O rosto de Stapleton havia saltado da tela.
– Ah, você está vendo agora. Meus olhos foram treinados para examinar fisionomias e não seus acessórios. A primeira qualidade de um investigador criminal é poder ver através de um disfarce.
– Mas isto é maravilhoso. Podia ser o retrato dele.
– Sim, esse é um exemplo interessante de reversão a um tipo ancestral, que parece ser tanto física como espiritual. Um estudo de retratos de família é suficiente para converter um homem à doutrina da reencarnação. O sujeito é um Baskerville, isso é evidente.
– Com pretensão na sucessão.
– Exatamente. Este acaso do retrato nos forneceu um dos elos perdidos mais óbvios. Nós o temos, Watson, nós o temos, e arrisco-me a jurar que antes de amanhã à noite ele estará esvoaçando em nossa rede tão impotente quanto uma de suas próprias borboletas. Um alfinete, uma rolha e um cartão, e nós o acrescentaremos à coleção de Baker Street! – Ele teve um dos seus raros ataques de riso enquanto se afastava do retrato. Eu não o ouvira rir muitas vezes, e isso sempre resultou em mau presságio para alguém.
Acordei cedo de manhã, mas Holmes levantou-se mais cedo ainda, porque eu o vi subindo pelo caminho enquanto me vestia.
– Devemos ter um dia cheio hoje – ele comentou, e esfregou as mãos com a alegria da ação. – As redes estão em posição, e o arrastão está prestes a começar. Saberemos, antes de o dia terminar, se pegamos o nosso lúcio grande de queixo fino, ou se ele fugiu através das malhas.

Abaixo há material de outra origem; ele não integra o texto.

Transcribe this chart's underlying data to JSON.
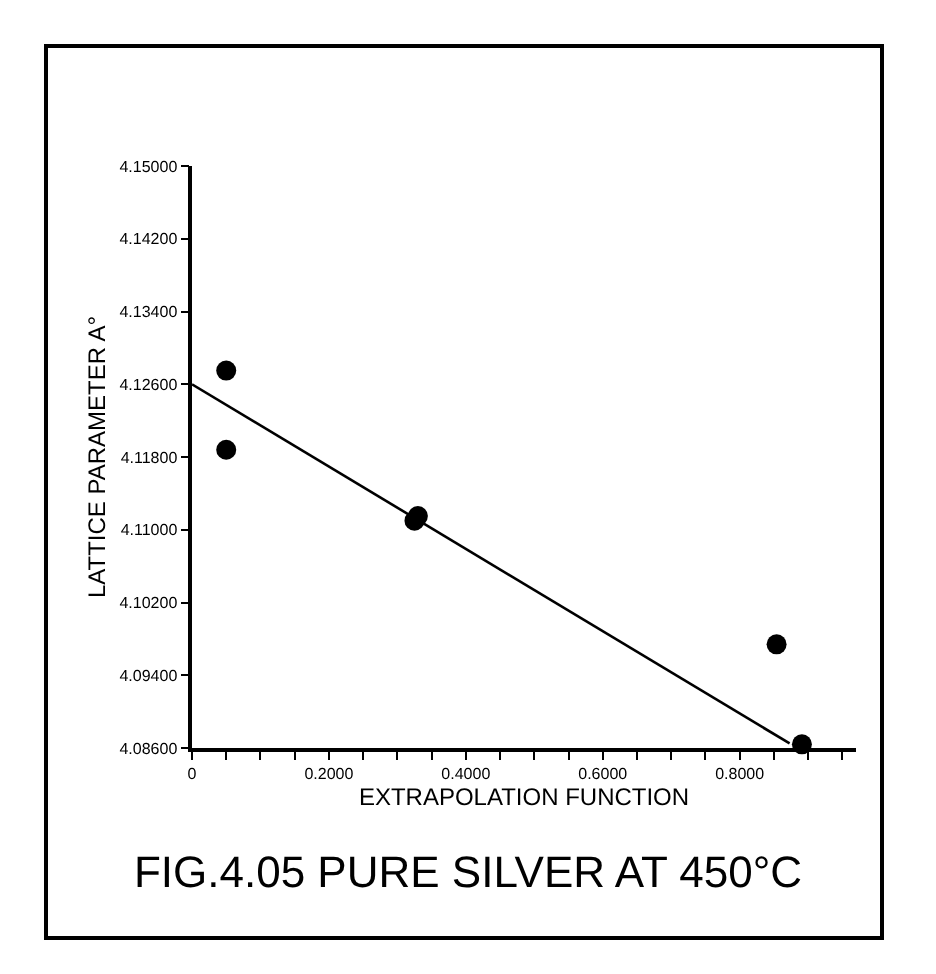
{
  "chart_data": {
    "type": "scatter",
    "title": "FIG.4.05 PURE SILVER AT 450°C",
    "xlabel": "EXTRAPOLATION FUNCTION",
    "ylabel": "LATTICE PARAMETER A°",
    "x": [
      0.05,
      0.05,
      0.325,
      0.33,
      0.854,
      0.891
    ],
    "series": [
      {
        "color": "#000000",
        "marker": "circle",
        "values": [
          4.1275,
          4.1188,
          4.111,
          4.1115,
          4.0974,
          4.0864
        ]
      },
      {
        "type": "line",
        "color": "#000000",
        "marker": "none",
        "x": [
          0,
          0.873
        ],
        "values": [
          4.126,
          4.0865
        ]
      }
    ],
    "xlim": [
      0,
      0.97
    ],
    "ylim": [
      4.086,
      4.15
    ],
    "xticks": [
      {
        "value": 0,
        "label": "0"
      },
      {
        "value": 0.05,
        "label": null
      },
      {
        "value": 0.1,
        "label": null
      },
      {
        "value": 0.15,
        "label": null
      },
      {
        "value": 0.2,
        "label": "0.2000"
      },
      {
        "value": 0.25,
        "label": null
      },
      {
        "value": 0.3,
        "label": null
      },
      {
        "value": 0.35,
        "label": null
      },
      {
        "value": 0.4,
        "label": "0.4000"
      },
      {
        "value": 0.45,
        "label": null
      },
      {
        "value": 0.5,
        "label": null
      },
      {
        "value": 0.55,
        "label": null
      },
      {
        "value": 0.6,
        "label": "0.6000"
      },
      {
        "value": 0.65,
        "label": null
      },
      {
        "value": 0.7,
        "label": null
      },
      {
        "value": 0.75,
        "label": null
      },
      {
        "value": 0.8,
        "label": "0.8000"
      },
      {
        "value": 0.85,
        "label": null
      },
      {
        "value": 0.9,
        "label": null
      },
      {
        "value": 0.95,
        "label": null
      }
    ],
    "yticks": [
      {
        "value": 4.086,
        "label": "4.08600"
      },
      {
        "value": 4.094,
        "label": "4.09400"
      },
      {
        "value": 4.102,
        "label": "4.10200"
      },
      {
        "value": 4.11,
        "label": "4.11000"
      },
      {
        "value": 4.118,
        "label": "4.11800"
      },
      {
        "value": 4.126,
        "label": "4.12600"
      },
      {
        "value": 4.134,
        "label": "4.13400"
      },
      {
        "value": 4.142,
        "label": "4.14200"
      },
      {
        "value": 4.15,
        "label": "4.15000"
      }
    ],
    "grid": false
  }
}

– Você já esteve no pântano?
– Mandei um relatório de Grimpen para Princetown a respeito da morte de Selden. Acho que posso prometer que nenhum de vocês será incomodado nesse caso. E comuniquei-me também com o meu fiel Cartwright, que certamente estaria grudado na porta da minha cabana como um cão na sepultura do seu dono se eu não o tivesse tranqüilizado em relação à minha segurança.
– Qual é o próximo passo?
– Ver sir Henry. Ah, aqui está ele!
– Bom-dia, Holmes – disse o baronete. – Você parece um general planejando uma batalha com o chefe do seu estado-maior.
– Essa é a situação exata. Watson estava perguntando pelas ordens.
– E eu também.
– Muito bem. Você tem um compromisso, pelo que sei, de jantar com os nossos amigos Stapletons esta noite.
– Espero que você venha também. Eles são pessoas muito hospitaleiras, e tenho certeza de que ficariam muito satisfeitos de vê-lo.
– Acho que Watson e eu teremos de ir para Londres.
– Para Londres?
– Sim, acho que poderíamos ser mais úteis lá, nas atuais circunstâncias.
O rosto do baronete se encompridou perceptivelmente.
– Eu esperava que vocês fossem me ajudar neste caso até o fim. A Mansão e o pântano não são lugares muito agradáveis quando se está sozinho.
– Meu caro amigo, você tem de confiar em mim cegamente e fazer exatamente o que eu mandar. Pode dizer aos seus amigos que ficaríamos felizes de ter ido com você, mas que negócios urgentes exigiram a nossa presença na cidade. Esperamos voltar logo ao Devonshire. Você se lembrará de dar a eles esse recado?
– Se você insiste nisso.
– Não há nenhuma alternativa, garanto-lhe.
Vi pela fronte anuviada do baronete que ele estava profundamente magoado pelo que considerava uma deserção nossa.
– Quando vocês desejam ir? – ele perguntou friamente.
– Imediatamente após o café. Iremos de charrete até Coombe Tracey, mas Watson deixará suas coisas como garantia de que voltará para a sua companhia. Watson, mande um bilhete para Stapleton dizendo-lhe que lamenta não poder ir.
– Estou com vontade de ir para Londres com vocês – disse o baronete. – Por que deveria ficar aqui sozinho?